Chapter thirty-nine can be seen as a pivotal section of Great Expectations due to the climax that is forced upon Pip. However, it helps Pip realise that wealth and social class are not everything, but that friends and relationships are a lot more valuable. His relationship with Magwitch develops and he is now a lot more grateful towards him. There is a definite similarity between Joe Gargery and Magwitch as they have both been watching over Pip. Both men are kind and giving but also of the lower class and uneducated. Joe and Magwitch have educated Pip and given him an opportunity to grow up and become something. However, Pip does not see the as worthy of him and feels he is above them even though both men still love him.
Pip has now completely accepted Magwitch as a second father and as a friend in one of the possible climaxes in chapter fifty-six. His understanding of life and of other people is at its fullest and he has now developed into his most mature phase in relation to his character. Now that Magwitch is dying, Pip is visiting him as he sympathises for the sick man. Dickens refers to God in several ways in the last chapter of Great Expectations. He lets the reader see Magwitch’s death as God forgiving him for what he has done and lets him pass away instead of meeting his death through execution. The write uses religion as a symbol to demonstrate the peace between Magwitch and Pip.
Self Improvement In Great Expectations
“Glittering rays of April sun” shows us how dickens felt that God was looking down on the courtroom and that he had the final say. Dickens makes the audience believe that Magwitch has come to peace with god who in return, forgives him with a quiet death. The “Sunrise” also suggests a victory for the old man as he passes away. The shaft of sunlight links together the judge and the convicts which shows that there was a sense of equality and that only one person decides what the outcome is. Dickens also uses the weather in pathetic fallacy where the rain symbolises sadness, as Magwitch will be executed, and the sunlight showing his happiness, as he will be able to die at peace with the world.
Dickens emphasises the theme of Victorian attitudes towards criminality especially in the courtroom. All of the convicts who are to be tried and hanged are dealt with all together and at the same time as if they were a pack. This lets the reader see how Dickens saw how society viewed the lowest class. They were not treated as individuals and not worthy of being treated fairly. The courtroom could almost be seen as some sort of show. This gives the reader the impression that people were there to receive some sort of entertainment as if it was a circus. This reduces the convicts to the lowest in the community as people used their suffering and eventually death as a form of enjoyment.

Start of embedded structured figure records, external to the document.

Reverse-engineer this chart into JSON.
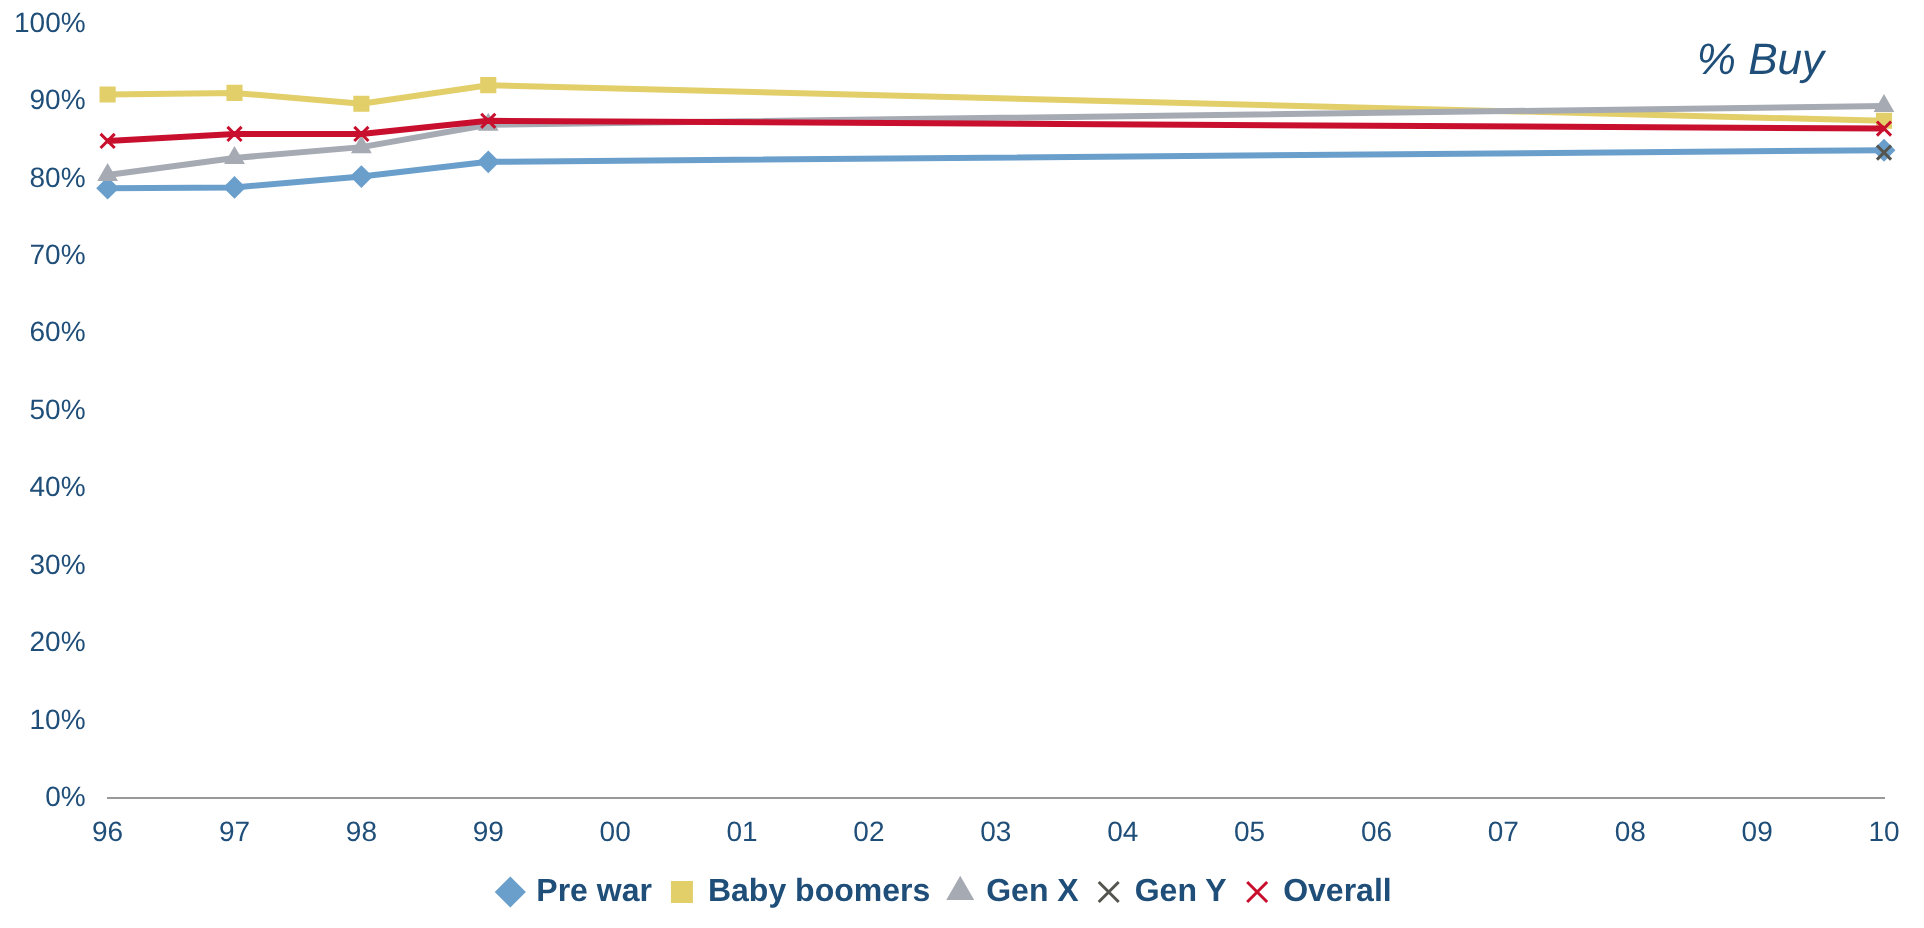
{
  "chart_data": {
    "type": "line",
    "annotations": [
      "% Buy"
    ],
    "categories": [
      "96",
      "97",
      "98",
      "99",
      "00",
      "01",
      "02",
      "03",
      "04",
      "05",
      "06",
      "07",
      "08",
      "09",
      "10"
    ],
    "series": [
      {
        "name": "Pre war",
        "color": "#6a9fcc",
        "marker": "diamond",
        "values": [
          78.8,
          78.9,
          80.3,
          82.2,
          null,
          null,
          null,
          null,
          null,
          null,
          null,
          null,
          null,
          null,
          83.7
        ]
      },
      {
        "name": "Baby boomers",
        "color": "#e2cf6a",
        "marker": "square",
        "values": [
          90.9,
          91.1,
          89.7,
          92.1,
          null,
          null,
          null,
          null,
          null,
          null,
          null,
          null,
          null,
          null,
          87.5
        ]
      },
      {
        "name": "Gen X",
        "color": "#a6aab3",
        "marker": "triangle",
        "values": [
          80.5,
          82.7,
          84.1,
          87.0,
          null,
          null,
          null,
          null,
          null,
          null,
          null,
          null,
          null,
          null,
          89.4
        ]
      },
      {
        "name": "Gen Y",
        "color": "#555550",
        "marker": "cross",
        "values": [
          null,
          null,
          null,
          null,
          null,
          null,
          null,
          null,
          null,
          null,
          null,
          null,
          null,
          null,
          83.4
        ]
      },
      {
        "name": "Overall",
        "color": "#c8102e",
        "marker": "cross",
        "values": [
          84.9,
          85.8,
          85.8,
          87.5,
          null,
          null,
          null,
          null,
          null,
          null,
          null,
          null,
          null,
          null,
          86.5
        ]
      }
    ],
    "ylim": [
      0,
      100
    ],
    "yticks": [
      {
        "value": 0,
        "label": "0%"
      },
      {
        "value": 10,
        "label": "10%"
      },
      {
        "value": 20,
        "label": "20%"
      },
      {
        "value": 30,
        "label": "30%"
      },
      {
        "value": 40,
        "label": "40%"
      },
      {
        "value": 50,
        "label": "50%"
      },
      {
        "value": 60,
        "label": "60%"
      },
      {
        "value": 70,
        "label": "70%"
      },
      {
        "value": 80,
        "label": "80%"
      },
      {
        "value": 90,
        "label": "90%"
      },
      {
        "value": 100,
        "label": "100%"
      }
    ],
    "grid": false,
    "legend": "bottom",
    "line_style": "solid"
  }
}
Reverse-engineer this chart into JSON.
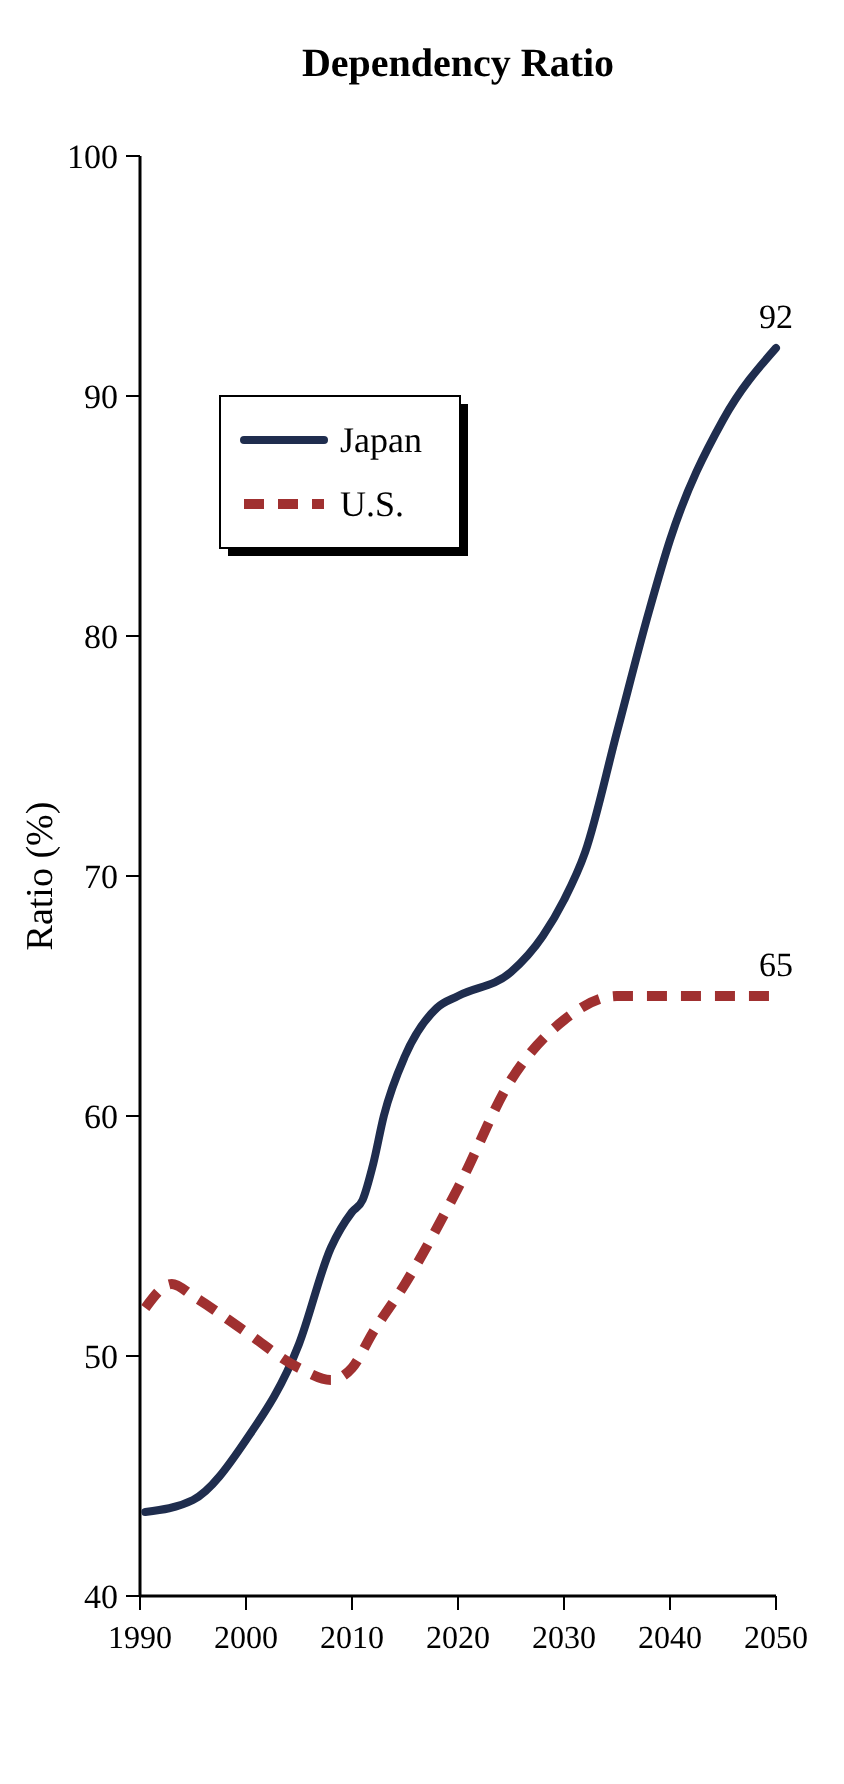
{
  "chart_data": {
    "type": "line",
    "title": "Dependency Ratio",
    "ylabel": "Ratio (%)",
    "xlim": [
      1990,
      2050
    ],
    "xticks": [
      1990,
      2000,
      2010,
      2020,
      2030,
      2040,
      2050
    ],
    "ylim": [
      40,
      100
    ],
    "yticks": [
      40,
      50,
      60,
      70,
      80,
      90,
      100
    ],
    "grid": false,
    "legend": "top left",
    "series": [
      {
        "name": "Japan",
        "color": "#1f2d4e",
        "line_style": "solid",
        "x": [
          1990.5,
          1995,
          2000,
          2005,
          2008,
          2010,
          2011,
          2012,
          2013,
          2015,
          2018,
          2020,
          2025,
          2028,
          2030,
          2032,
          2035,
          2038,
          2040,
          2045,
          2050
        ],
        "values": [
          43.5,
          44,
          46.5,
          50.5,
          54.5,
          56,
          56.5,
          58,
          60,
          62.5,
          64.5,
          65,
          66,
          67.5,
          69,
          71,
          76,
          81,
          84,
          89,
          92
        ]
      },
      {
        "name": "U.S.",
        "color": "#a03030",
        "line_style": "dashed",
        "x": [
          1990.5,
          1993,
          1995,
          2000,
          2005,
          2008,
          2010,
          2012,
          2015,
          2020,
          2025,
          2030,
          2035,
          2040,
          2050
        ],
        "values": [
          52,
          53,
          52.5,
          51,
          49.5,
          49,
          49.5,
          51,
          53,
          57,
          61.5,
          64,
          65,
          65,
          65
        ]
      }
    ],
    "annotations": [
      {
        "text": "92",
        "x": 2050,
        "y": 92
      },
      {
        "text": "65",
        "x": 2050,
        "y": 65
      }
    ]
  }
}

Dickens can relate to the scene in the courtroom as he has previously worked in one. His father was also arrested and humiliated which I believe left a deep impression on Dickens about how the system was run. He says, “I could scarcely believe” when all the people were about to be tried which shows a sign of hatred towards the court. He shows how people were demoralised in front of an audience and presents Magwitch as a victim of society. Dickens shows how the corrupt and biased court system favours the richer people and will not look at how Magwitch’s life has changed in a positive way.
Towards the end of Magwitch’s death, Pip tells him about his long-lost daughter; Estella. “She is a lady and very beautiful. And I love her!” By telling Magwitch about his daughter he reveals that he can finally prioritise of the things, which matter in life. Pip stays with his benefactor until the end and is worried for his fate; while in contrast Magwitch is calm and is finally at peace with the world. This gives Magwitch everything he needs to die a peaceful death in knowing that he has made a true gentleman out of Pip.
Magwitch is in many ways responsible for the alterations that have occurred throughout Pip’s existence. He has made him a more social and wealthy gentlemen as well. But, in many cases it has been Pip who has appreciated and regretted what he has done wrong in the past. With the help of Magwitch, Pip has been able to understand the importance of relationships and love, over wealth and social class. Dickens has used Pip to show how he has learned how to put his main concerns in front in many situations. He has helped the reader see how Pip has always wanted to improve himself as an idealist. This is shown when he wants to learn how to read and become a gentlemen on the whole.
However Pip’s ambitions were morally wrong at first even though Magwitch helped him achieve them, but then, Magwitch also helped him become a true gentleman as well. Magwitch and Joe were both influential in the upbringing of Pip. But, I believe that Magwitch can be seen as a “catalyst” in regards to Pip as he has supported him financially and emotionally. Dickens has explored the differences in class during Great Expectations.
He has discovered the poor and wretched criminals such as Magwitch, but he has also looked at the very rich and rude upper class including Mrs. Havisham. This is why the central theme of Charles Dickens’s novel is social class and Pip is used to investigate this through him upgrading his status through self-improvement. The continuous development of Magwitchs and Pip’s characters are therefore dependent on this theme. Their relationship has helped uncover the attitudes of crime as it has shown through the various characters and is a theme that is repeated many times in the novel.